Oh, Tariq! You deserved so much more than being shackled to such a wet blanket! It's such a shame because Tariq's intentions are pretty honourable - and he's something of a calming influence amongst the more hot-headed rebels who are looking to overthrow Khalid. However, the story - and even the book blurb - making him out to be a spurned lover who's acting out of spite, when his actions are perfectly reasonable. Shazi may think Khalid is a saint, but as far as everyone else can see, he's a mass-murderer and a pretty shitty ruler, and they're totally within their rights to try and overthrow him. I would love to read a book from Tariq's point of view of this story without the author's doe-eyed obsession over Khalid that contaminates his pov chapters. Speaking of other characters, I absolutely loved Shazi's snarky handmaiden Despina in the first book and I was really hoping to see more of her. So I was disappointed that she barely turned up in this book, and, when she did, her friendship with Shazi was completely dumped on in favour of a twist that didn't feel like it had been set up at all. Despina switches allegiances back and forth so abruptly that it robs the plot of any tension and comes off as a cheap attempt at a twist. Luckily, Shazi's relationship with her sister fared slightly better, even if I wish they did talk about something other than guys for five minutes.

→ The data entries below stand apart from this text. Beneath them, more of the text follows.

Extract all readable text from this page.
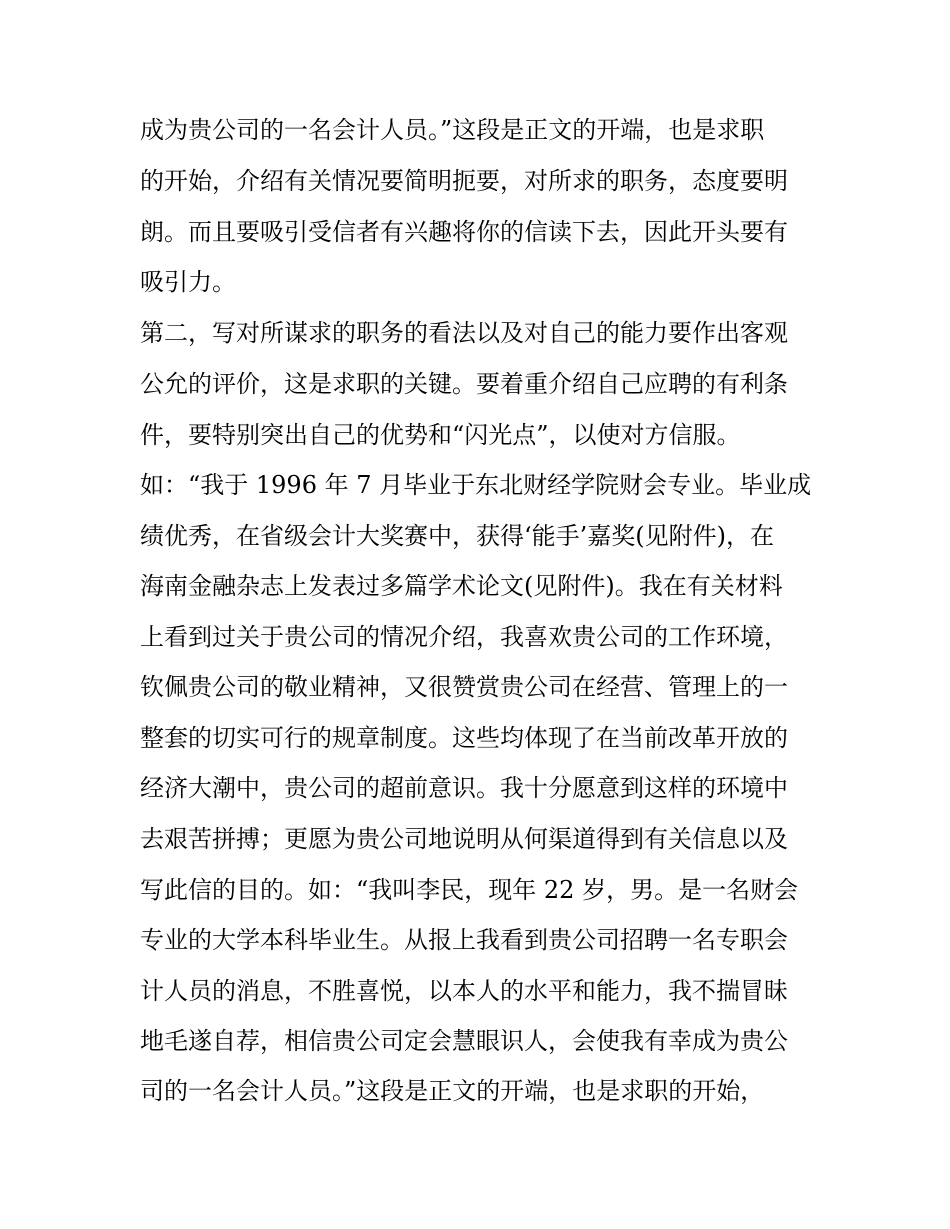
成为贵公司的一名会计人员。”这段是正文的开端，也是求职
的开始，介绍有关情况要简明扼要，对所求的职务，态度要明
朗。而且要吸引受信者有兴趣将你的信读下去，因此开头要有
吸引力。
第二，写对所谋求的职务的看法以及对自己的能力要作出客观
公允的评价，这是求职的关键。要着重介绍自己应聘的有利条
件，要特别突出自己的优势和“闪光点”，以使对方信服。
如：“我于 1996 年 7 月毕业于东北财经学院财会专业。毕业成
绩优秀，在省级会计大奖赛中，获得‘能手’嘉奖(见附件)，在
海南金融杂志上发表过多篇学术论文(见附件)。我在有关材料
上看到过关于贵公司的情况介绍，我喜欢贵公司的工作环境，
钦佩贵公司的敬业精神，又很赞赏贵公司在经营、管理上的一
整套的切实可行的规章制度。这些均体现了在当前改革开放的
经济大潮中，贵公司的超前意识。我十分愿意到这样的环境中
去艰苦拼搏；更愿为贵公司地说明从何渠道得到有关信息以及
写此信的目的。如：“我叫李民，现年 22 岁，男。是一名财会
专业的大学本科毕业生。从报上我看到贵公司招聘一名专职会
计人员的消息，不胜喜悦，以本人的水平和能力，我不揣冒昧
地毛遂自荐，相信贵公司定会慧眼识人，会使我有幸成为贵公
司的一名会计人员。”这段是正文的开端，也是求职的开始，
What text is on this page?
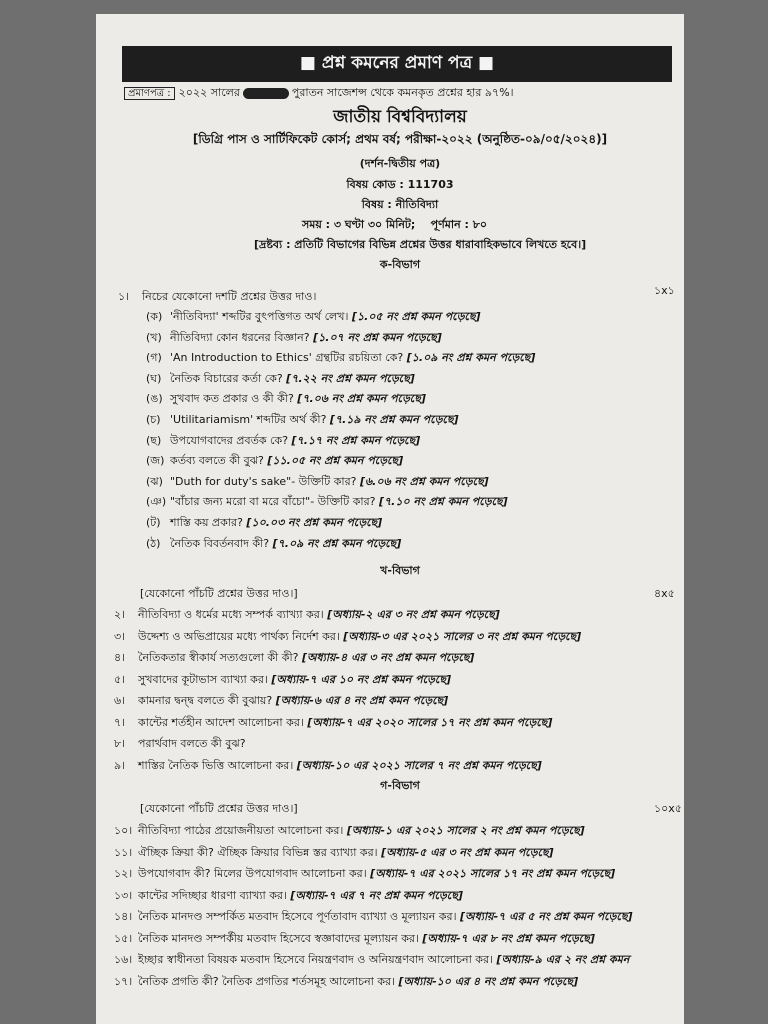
■ প্রশ্ন কমনের প্রমাণ পত্র ■
প্রমাণপত্র : ২০২২ সালের	পুরাতন সাজেশন্স থেকে কমনকৃত প্রশ্নের হার ৯৭%।
জাতীয় বিশ্ববিদ্যালয়
[ডিগ্রি পাস ও সার্টিফিকেট কোর্স; প্রথম বর্ষ; পরীক্ষা-২০২২ (অনুষ্ঠিত-০৯/০৫/২০২৪)]
(দর্শন-দ্বিতীয় পত্র)
বিষয় কোড : 111703
বিষয় : নীতিবিদ্যা
সময় : ৩ ঘণ্টা ৩০ মিনিট; পূর্ণমান : ৮০
[দ্রষ্টব্য : প্রতিটি বিভাগের বিভিন্ন প্রশ্নের উত্তর ধারাবাহিকভাবে লিখতে হবে।]
ক-বিভাগ
১x১
১। নিচের যেকোনো দশটি প্রশ্নের উত্তর দাও।
(ক) 'নীতিবিদ্যা' শব্দটির বুৎপত্তিগত অর্থ লেখ। [১.০৫ নং প্রশ্ন কমন পড়েছে]
(খ) নীতিবিদ্যা কোন ধরনের বিজ্ঞান? [১.০৭ নং প্রশ্ন কমন পড়েছে]
(গ) 'An Introduction to Ethics' গ্রন্থটির রচয়িতা কে? [১.০৯ নং প্রশ্ন কমন পড়েছে]
(ঘ) নৈতিক বিচারের কর্তা কে? [৭.২২ নং প্রশ্ন কমন পড়েছে]
(ঙ) সুখবাদ কত প্রকার ও কী কী? [৭.০৬ নং প্রশ্ন কমন পড়েছে]
(চ) 'Utilitariamism' শব্দটির অর্থ কী? [৭.১৯ নং প্রশ্ন কমন পড়েছে]
(ছ) উপযোগবাদের প্রবর্তক কে? [৭.১৭ নং প্রশ্ন কমন পড়েছে]
(জ) কর্তব্য বলতে কী বুঝ? [১১.০৫ নং প্রশ্ন কমন পড়েছে]
(ঝ) "Duth for duty's sake"- উক্তিটি কার? [৬.০৬ নং প্রশ্ন কমন পড়েছে]
(ঞ) "বাঁচার জন্য মরো বা মরে বাঁচো"- উক্তিটি কার? [৭.১০ নং প্রশ্ন কমন পড়েছে]
(ট) শাস্তি কয় প্রকার? [১০.০৩ নং প্রশ্ন কমন পড়েছে]
(ঠ) নৈতিক বিবর্তনবাদ কী? [৭.০৯ নং প্রশ্ন কমন পড়েছে]
খ-বিভাগ
[যেকোনো পাঁচটি প্রশ্নের উত্তর দাও।]	৪x৫
২। নীতিবিদ্যা ও ধর্মের মধ্যে সম্পর্ক ব্যাখ্যা কর। [অধ্যায়-২ এর ৩ নং প্রশ্ন কমন পড়েছে]
৩। উদ্দেশ্য ও অভিপ্রায়ের মধ্যে পার্থক্য নির্দেশ কর। [অধ্যায়-৩ এর ২০২১ সালের ৩ নং প্রশ্ন কমন পড়েছে]
৪। নৈতিকতার স্বীকার্য সত্যগুলো কী কী? [অধ্যায়-৪ এর ৩ নং প্রশ্ন কমন পড়েছে]
৫। সুখবাদের কূটাভাস ব্যাখ্যা কর। [অধ্যায়-৭ এর ১০ নং প্রশ্ন কমন পড়েছে]
৬। কামনার দ্বন্দ্ব বলতে কী বুঝায়? [অধ্যায়-৬ এর ৪ নং প্রশ্ন কমন পড়েছে]
৭। কান্টের শর্তহীন আদেশ আলোচনা কর। [অধ্যায়-৭ এর ২০২০ সালের ১৭ নং প্রশ্ন কমন পড়েছে]
৮। পরার্থবাদ বলতে কী বুঝ?
৯। শাস্তির নৈতিক ভিত্তি আলোচনা কর। [অধ্যায়-১০ এর ২০২১ সালের ৭ নং প্রশ্ন কমন পড়েছে]
গ-বিভাগ
[যেকোনো পাঁচটি প্রশ্নের উত্তর দাও।]	১০x৫
১০। নীতিবিদ্যা পাঠের প্রয়োজনীয়তা আলোচনা কর। [অধ্যায়-১ এর ২০২১ সালের ২ নং প্রশ্ন কমন পড়েছে]
১১। ঐচ্ছিক ক্রিয়া কী? ঐচ্ছিক ক্রিয়ার বিভিন্ন স্তর ব্যাখ্যা কর। [অধ্যায়-৫ এর ৩ নং প্রশ্ন কমন পড়েছে]
১২। উপযোগবাদ কী? মিলের উপযোগবাদ আলোচনা কর। [অধ্যায়-৭ এর ২০২১ সালের ১৭ নং প্রশ্ন কমন পড়েছে]
১৩। কান্টের সদিচ্ছার ধারণা ব্যাখ্যা কর। [অধ্যায়-৭ এর ৭ নং প্রশ্ন কমন পড়েছে]
১৪। নৈতিক মানদণ্ড সম্পর্কিত মতবাদ হিসেবে পূর্ণতাবাদ ব্যাখ্যা ও মূল্যায়ন কর। [অধ্যায়-৭ এর ৫ নং প্রশ্ন কমন পড়েছে]
১৫। নৈতিক মানদণ্ড সম্পর্কীয় মতবাদ হিসেবে স্বজ্ঞাবাদের মূল্যায়ন কর। [অধ্যায়-৭ এর ৮ নং প্রশ্ন কমন পড়েছে]
১৬। ইচ্ছার স্বাধীনতা বিষয়ক মতবাদ হিসেবে নিয়ন্ত্রণবাদ ও অনিয়ন্ত্রণবাদ আলোচনা কর। [অধ্যায়-৯ এর ২ নং প্রশ্ন কমন
১৭। নৈতিক প্রগতি কী? নৈতিক প্রগতির শর্তসমূহ আলোচনা কর। [অধ্যায়-১০ এর ৪ নং প্রশ্ন কমন পড়েছে]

There were elements of the book that I loved, in the moments where the story broke free of the sappy love story that was hobbling it. Shazi gets to grips with her magic (even if the specifics of what she could do and why were a little too vague for me) and travels to a mysterious, far-flung city to train with the enigmatic Artan. Sure, his sole purpose seems to be to act as exposition to the world of magic, but the author manages to make him so much more. His dialogue crackles with energy, even when he's spouting reems of exposition. This character immediately became my new favourite person! He wasn't afraid to call Khalid out on his sanctimonious bullshit, or tell Shazi to grow up and stop sulking. I loved him! It was just a shame that these bits were so few and far between and that so much felt unexplored or just skimmed over. The curse that had been plaguing Khalid for years turned out to be a whole lot of nothing. Considering it's literally the point of the first book, it turns out to be pretty lame, and Khalid manages to free himself of it laughably easily. The magic in this world is left frustratingly fuzzy too - which was one of my niggling issues with TWATD. There's no explanation as to why Shazi has it and what exactly it is that she can do. As much as I loved her flying magic carpet, why the hell was she able to make it fly? Was it just that carpet, or could she fly other carpets? She throws fire around when she trains with Artan, but, aside from giving Khalid a reason to smoulder and sulk and get physically aggressive towards Artan to provide his macho credentials, it adds nothing to the story and is barely mentioned again. Has Shazi got any other elemental powers? Why does her sister not show any signs of having magic? Do other people in this world other than Shazi and her father possess magical abilities, or are they just super-special?

After very little happening for the vast majority of the book, the plot finally felt like it kicked into gear towards the end when it finally looked like we were going to get to see a showdown between the two opposing forces, with a little bit of magic thrown in. It was just such a shame that by the time we get to this stage there are barely a few chapters left. New villains are introduced ridiculously late in the story, and the big battle I was expecting ended up being a pretty damp squib that stopped before it really got started. The ending looked to be a redeemer, something that was going to subvert my expectations and pull off a gutsy ending rather than wrap everything up in a nice neat bow, but it was undone by a sappy epilogue so saccharine I think it gave me diabetes.

The Rose and the Dagger is an impeccably written book with I wanted to love it, I really did, but all the elements I loved the first time around - the slow-burn story, the character-driven plot and the contained, intense romance - seemed to hinder rather than help. Objectively, it's a good book and I'm sure some people for will love it for the exact reasons I didn't, but I found it to be a colossal let down.